Guest blogger and trusted business associate, Bill Boyer is the President of Tidewater CEO, a consulting/coaching organization for small company CEO’s. He can be reached at email@example.com or 757-233-2577.
Unfortunately, most businesses got caught with too much inventory at the beginning of this major economic downturn. Were you in love with your inventory? What have you learned from this? What will you do to keep this from happening again?
This is definitely a problem for most smaller businesses. Larger corporations normally use formalized inventory controls systems that tend to force inventory down. Less sophisticated systems may be based solely on prior activity, which can result in too much or too little inventory because the systems don’t factor in current sales volume changes. In times of rapid change, it is very important to be able to override your purchasing systems based on current activity or informed judgment.
What can cause you to have excess inventory? Obviously, a precipitous fall in sales can cause problems for even the best-run companies. When you are able to buy your inventory at a reduced price, you may decide that the deal is too good to pass up. You may anticipate that your customer is going to increase their purchases, so you stock up so you will be able to ship on a timely basis. You may not be watching the sales activity of each of your products, and fail to decrease the order quantity for items that are decreasing in sales volume. Even when you are aware of the reduction, the salesperson for this inventory may convince you that the market will swing back. Or even worse, you don’t want to say no to the salesperson.
You must remember that inventory value usually decreases the longer you own it. If you are unable to use it, you may have to sell it in its original state to a discounter. Or you may decide to reduce the price of your product to get it sold. This may work, but if demand for this product increases again, you may find it difficult to get your pricing back up to the original price level.

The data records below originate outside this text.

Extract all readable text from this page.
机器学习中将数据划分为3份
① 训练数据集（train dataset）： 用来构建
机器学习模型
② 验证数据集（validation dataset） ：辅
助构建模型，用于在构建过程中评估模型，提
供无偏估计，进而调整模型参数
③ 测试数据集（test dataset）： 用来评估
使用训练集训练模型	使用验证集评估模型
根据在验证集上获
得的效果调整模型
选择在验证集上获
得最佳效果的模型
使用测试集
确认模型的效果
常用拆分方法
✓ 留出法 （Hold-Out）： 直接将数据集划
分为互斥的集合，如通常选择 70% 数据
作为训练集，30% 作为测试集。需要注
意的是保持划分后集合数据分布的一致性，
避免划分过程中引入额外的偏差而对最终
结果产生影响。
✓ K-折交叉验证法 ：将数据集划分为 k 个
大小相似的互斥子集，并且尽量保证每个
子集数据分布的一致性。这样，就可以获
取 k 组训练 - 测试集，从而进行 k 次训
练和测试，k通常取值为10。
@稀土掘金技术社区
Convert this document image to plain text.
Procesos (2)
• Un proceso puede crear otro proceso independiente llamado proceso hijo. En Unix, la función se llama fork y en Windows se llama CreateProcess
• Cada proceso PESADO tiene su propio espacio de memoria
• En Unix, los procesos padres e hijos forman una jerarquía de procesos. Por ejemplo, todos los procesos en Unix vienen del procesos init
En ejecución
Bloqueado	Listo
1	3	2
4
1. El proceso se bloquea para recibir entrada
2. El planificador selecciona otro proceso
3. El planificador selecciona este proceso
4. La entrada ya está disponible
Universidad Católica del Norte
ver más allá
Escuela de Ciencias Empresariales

While pricing reductions are at times necessary, you must always be aware of the impact on your bottom line. For example, if your margins are 25% and pricing is reduced 6%, sales volume will have to increase 32% to maintain the same profitability. Of course, it is better to sell at a reduced price than to throw it away or continue to pay the costs to finance it.
Up until now, we have discussed companies with physical inventory. Service companies do not have inventory as currently defined. But what about their labor force? Could this be considered inventory? Labor is probably the most expensive inventory in existence. Service “inventory” mistakes are far most costly than manufacturing ones, because labor is a very perishable commodity. Manufacturers can sell their excess inventory, but a service company can not. Cutting back on labor during a downturn must be done judiciously to avoid losing intellectual capital, and staffing up during an upturn requires similar care.
A true story:
Von was a used computer equipment dealer. The bulk of Von’s profits were made buying used equipment for pennies on the dollar, warehousing it, and finding a client who still used the items. Von felt that having too much inventory could not be an issue because he was buying it so inexpensively. Von’s inventory consistently outgrew his ability to fund its growth through profits, so he turned to his line of credit. The line grew…$100k…$200k…$500k. Because Von acquired the inventory so cheaply, controlling it seemed to be a waste of time. He did not ever take a physical inventory. When his bank forced him to take an inventory, he discovered that the newer items (valuable) were far outnumbered by the older items (no longer valuable). He had let obsolescence and overstocked go out of control. Of the total $650K inventory, only $250K was salable. $400K had to be written off. Von was forced into a workout with his bank. Fortunately, he recovered in three years. He now says, “I was not collecting baseball cards. Inventory is only worthwhile if you can quickly turn it into cash.”
Be cautious about adding inventory or staff. Find methods to run the company while staff and inventory are lean. Never have the “just in case” mentality. And no matter what the economic situation, clean up that inventory at least once a year. Your bias should be always to have too little. This is a great time to learn these techniques.